Databricks styles itself as an analytics software company with a ‘unified’ approach – the unification is this sense is supposed to suggest that the software can be applied across a variety of datasets, exposed to a variety of programming languages and work with a variety of call methods to extract analytical results from the data itself.
This UAP (as in universal analytics platform) product also does the job of data warehouse, data lake and streaming analytics in one product, rather than three different ones.
So, more unifying unity, essentially… and that unification spans three basic data domains.
- Data warehouse – trusted data that has to be reliable, kept for years – but is difficult to get everyone using
- Data lake – great for storing huge volumes of data, but data scientists are typically the only ones able to use it
- Data that exists in streaming analytics engines – great for working on data mid-stream – can’t do the jobs of the other products.
It also unifies the data into one place so you can make it easier for data engineering, data science and business teams to all get what they need out of big data.
Ground level definitions out of the way, what has Databricks been doing to add to unified utopia?
The company has this month announced Apache Spark open-source cluster-computing framework. 2.3.0 on Databricks’ Unified Analytics Platform. This means that the company is the vendor to support Apache Spark 2.3 within a compute engine, Databricks Runtime 4.0, which is now generally available.
In addition to support for Spark 2.3, Databricks Runtime 4.0 introduces new features including Machine Learning Model Export to simplify production deployments and performance optimizations.

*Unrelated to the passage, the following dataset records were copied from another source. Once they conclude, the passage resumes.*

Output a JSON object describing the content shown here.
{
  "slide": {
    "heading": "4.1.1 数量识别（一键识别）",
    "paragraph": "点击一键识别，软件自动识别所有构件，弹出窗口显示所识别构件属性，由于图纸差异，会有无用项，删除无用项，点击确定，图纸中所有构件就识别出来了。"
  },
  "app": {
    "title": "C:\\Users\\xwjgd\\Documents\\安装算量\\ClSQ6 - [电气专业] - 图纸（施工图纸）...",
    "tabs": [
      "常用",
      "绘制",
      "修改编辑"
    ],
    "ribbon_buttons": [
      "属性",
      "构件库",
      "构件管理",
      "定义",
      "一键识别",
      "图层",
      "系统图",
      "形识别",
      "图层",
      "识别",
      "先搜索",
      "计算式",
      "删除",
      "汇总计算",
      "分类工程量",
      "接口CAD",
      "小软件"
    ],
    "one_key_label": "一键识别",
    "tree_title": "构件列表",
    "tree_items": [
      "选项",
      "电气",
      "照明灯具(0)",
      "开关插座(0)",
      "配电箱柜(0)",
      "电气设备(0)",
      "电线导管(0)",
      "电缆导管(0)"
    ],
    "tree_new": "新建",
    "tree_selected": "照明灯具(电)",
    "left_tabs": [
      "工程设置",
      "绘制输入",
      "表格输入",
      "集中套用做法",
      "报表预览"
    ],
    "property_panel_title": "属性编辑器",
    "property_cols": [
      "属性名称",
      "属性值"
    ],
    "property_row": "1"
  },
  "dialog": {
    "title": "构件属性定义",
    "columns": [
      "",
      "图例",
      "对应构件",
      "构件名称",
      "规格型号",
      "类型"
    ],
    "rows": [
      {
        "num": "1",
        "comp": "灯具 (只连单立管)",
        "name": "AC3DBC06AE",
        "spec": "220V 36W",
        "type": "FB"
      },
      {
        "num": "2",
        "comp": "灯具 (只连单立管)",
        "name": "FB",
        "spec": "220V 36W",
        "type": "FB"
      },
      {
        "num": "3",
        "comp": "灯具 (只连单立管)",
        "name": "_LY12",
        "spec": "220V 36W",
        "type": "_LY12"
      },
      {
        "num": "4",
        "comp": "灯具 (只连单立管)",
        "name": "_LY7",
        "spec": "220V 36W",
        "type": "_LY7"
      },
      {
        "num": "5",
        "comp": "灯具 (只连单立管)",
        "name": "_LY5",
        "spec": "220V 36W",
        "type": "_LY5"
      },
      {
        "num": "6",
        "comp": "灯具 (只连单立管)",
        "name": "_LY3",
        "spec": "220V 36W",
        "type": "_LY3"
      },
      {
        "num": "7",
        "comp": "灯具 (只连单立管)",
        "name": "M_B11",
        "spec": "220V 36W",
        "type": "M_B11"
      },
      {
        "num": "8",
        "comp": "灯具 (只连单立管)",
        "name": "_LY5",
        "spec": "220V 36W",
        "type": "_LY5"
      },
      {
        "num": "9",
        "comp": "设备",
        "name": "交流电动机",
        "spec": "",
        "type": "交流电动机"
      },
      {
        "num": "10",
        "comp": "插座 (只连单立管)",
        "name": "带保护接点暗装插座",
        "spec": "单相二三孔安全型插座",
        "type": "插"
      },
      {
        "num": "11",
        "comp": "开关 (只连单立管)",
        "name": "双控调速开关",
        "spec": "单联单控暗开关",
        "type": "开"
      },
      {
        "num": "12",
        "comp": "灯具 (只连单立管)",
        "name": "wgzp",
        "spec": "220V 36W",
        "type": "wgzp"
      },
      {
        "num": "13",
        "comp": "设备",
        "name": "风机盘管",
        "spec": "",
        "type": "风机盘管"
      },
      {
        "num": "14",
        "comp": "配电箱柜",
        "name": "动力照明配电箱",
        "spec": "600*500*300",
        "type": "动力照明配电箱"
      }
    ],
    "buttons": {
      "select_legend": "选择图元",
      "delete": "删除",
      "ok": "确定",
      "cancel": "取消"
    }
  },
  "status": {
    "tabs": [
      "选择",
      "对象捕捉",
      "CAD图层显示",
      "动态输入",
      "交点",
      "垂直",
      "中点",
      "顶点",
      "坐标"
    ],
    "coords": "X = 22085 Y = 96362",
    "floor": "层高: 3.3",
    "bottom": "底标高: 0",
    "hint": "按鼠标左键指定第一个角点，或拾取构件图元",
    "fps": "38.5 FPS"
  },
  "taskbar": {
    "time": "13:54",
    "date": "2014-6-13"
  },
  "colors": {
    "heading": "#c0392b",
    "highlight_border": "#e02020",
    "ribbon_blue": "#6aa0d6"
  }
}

“The community continues to expand on Apache Spark’s role as a unified analytics engine for big data and AI. This is a major milestone to introduce the continuous processing mode of Structured Streaming with millisecond low-latency, as well as other features across the project,” said Matei Zaharia, creator of Apache Spark and chief technologist and co-founder of Databricks. “By making these innovations available in the newest version of the Databricks Runtime, Databricks is immediately offering customers a cloud-optimised environment to run Spark 2.3 applications with a complete suite of surrounding tools.”
The Databricks Runtime, built on top of Apache Spark, is the cloud-optimised core of the Databricks Unified Analytics Platform that focuses on making big data and artificial intelligence accessible.
In addition to introducing stream-to-stream joins and extending new functionality to SparkR, Python, MLlib and GraphX, the new release provides a millisecond-latency Continuous Processing mode for Structured Streaming.
Instead of micro-batch execution, new records are processed immediately upon arrival, reducing latencies to milliseconds and satisfying low-level latency requirements.
This means that developers can elect either mode—continuous or micro-batching—depending on their latency requirements to build real-time streaming applications with fault-tolerance and reliability guarantees.
The new model export capability also enables data scientists to deploy machine learning models into real-time business processes.
There is, arguably, unification here of many types and at many levels.